Бурса — страница 41 из 60

Приступы религиозные сменялись равнодушием, равнодушие — новыми сомнениями…


…На книжной полке у Михал Палыча нашел я «Реалистов» Писарева, статьи Добролюбова и Шелгунова. Я не осилил их; но усвоил: критиков называют нигилистами. О нигилистах я был наслышан: они убили «царя-освободителя», мутят мужиков и подговаривают их бунтоваться, «ничего не признают», «ни бога, ни чорта», в очках, длинноволосые; режут лягушек, читают ученые книги, отчего у них ум за разум заходит; нигилисты утверждают: «человек произошел от обезьяны, у человека нет никакой души»; к тому же они скрываются от полиции, приклеивают себе бороду и усы; нигилистов ловят, сажают в тюрьмы, ссылают на каторжные работы, а порою и вешают. Других сведений о нигилистах я не имел. Статьи Писарева и Добролюбова были трудны, не объяснили лучше нигилистов, но заставили о них думать, заразили задором и потребностью перечить.

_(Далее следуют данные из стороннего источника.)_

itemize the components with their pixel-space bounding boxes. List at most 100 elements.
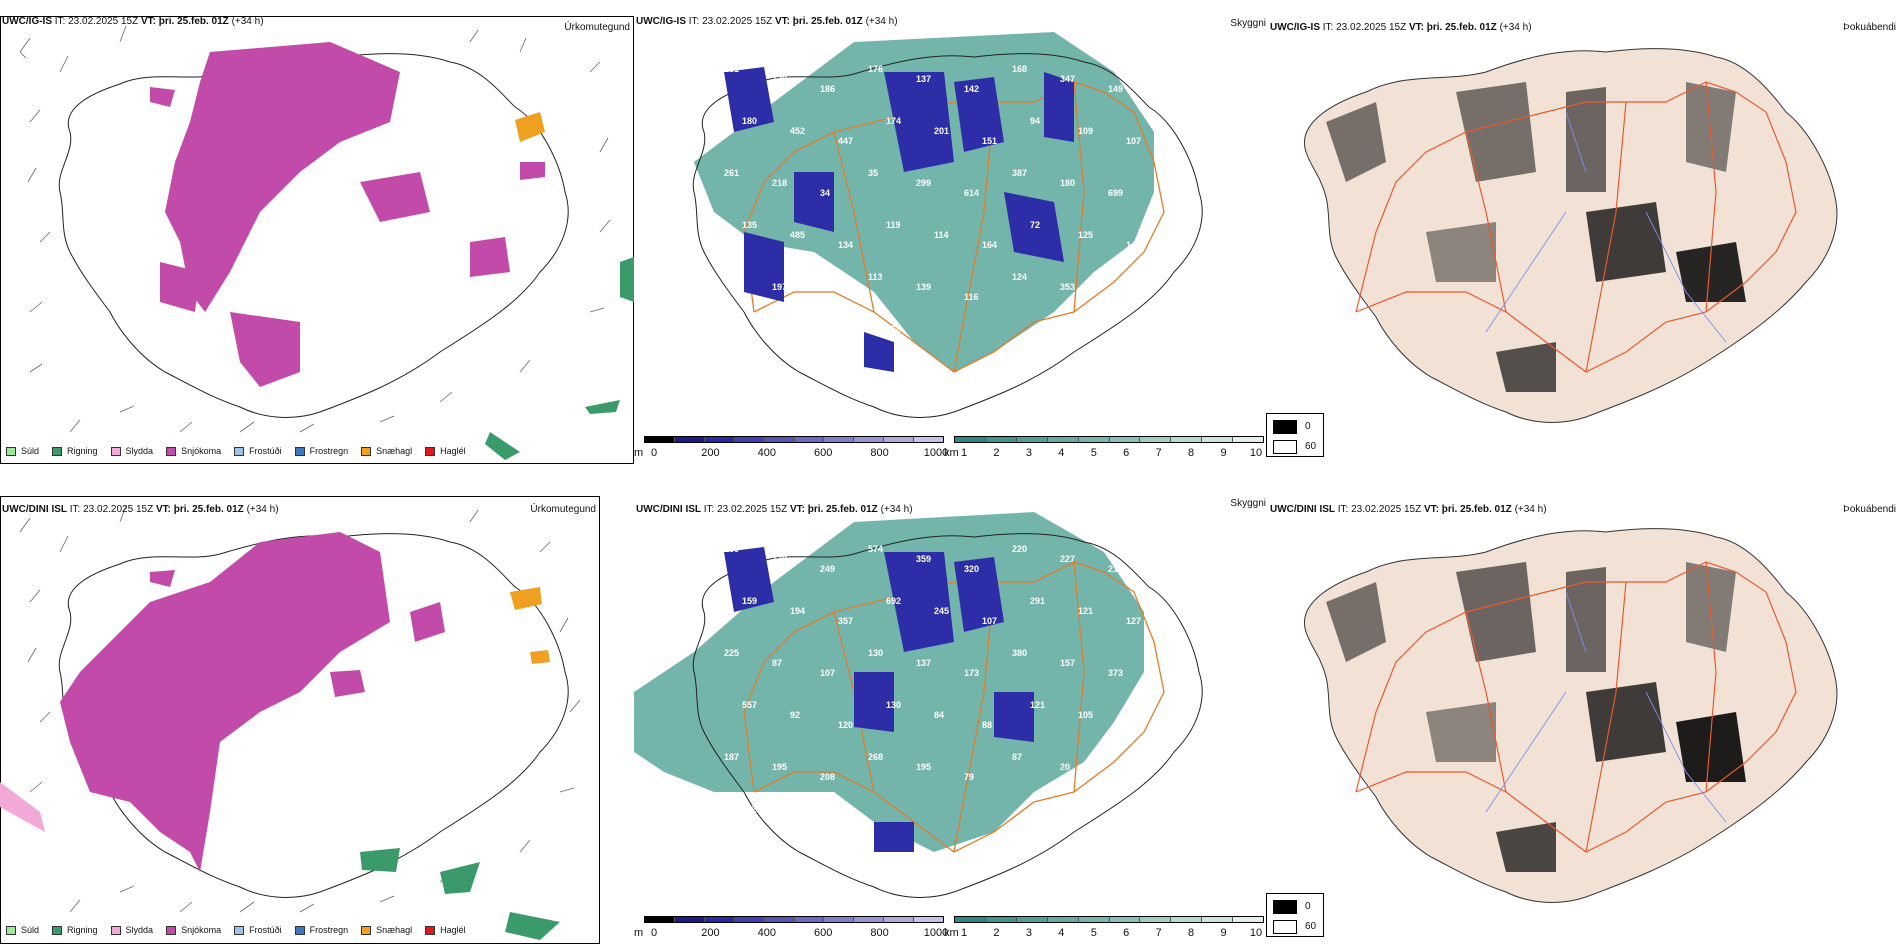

Михал Палыч и Бенедиктов в подпитии нередко певали песню: — Прогремела труба, повалила толпа. — Я заучил песню наизусть, но не понимал, кого казнили на кровью смоченном помосте. Кто был Валерьян, чье имя прозвучало в толпе, когда палач поймал кудри и показал всем лицо? Я спросил о Валерьяне Михал Палыча. Он по обычаю невесело усмехнулся, потеребил бороду:

— А что ты думаешь сам: о ком поется в песне?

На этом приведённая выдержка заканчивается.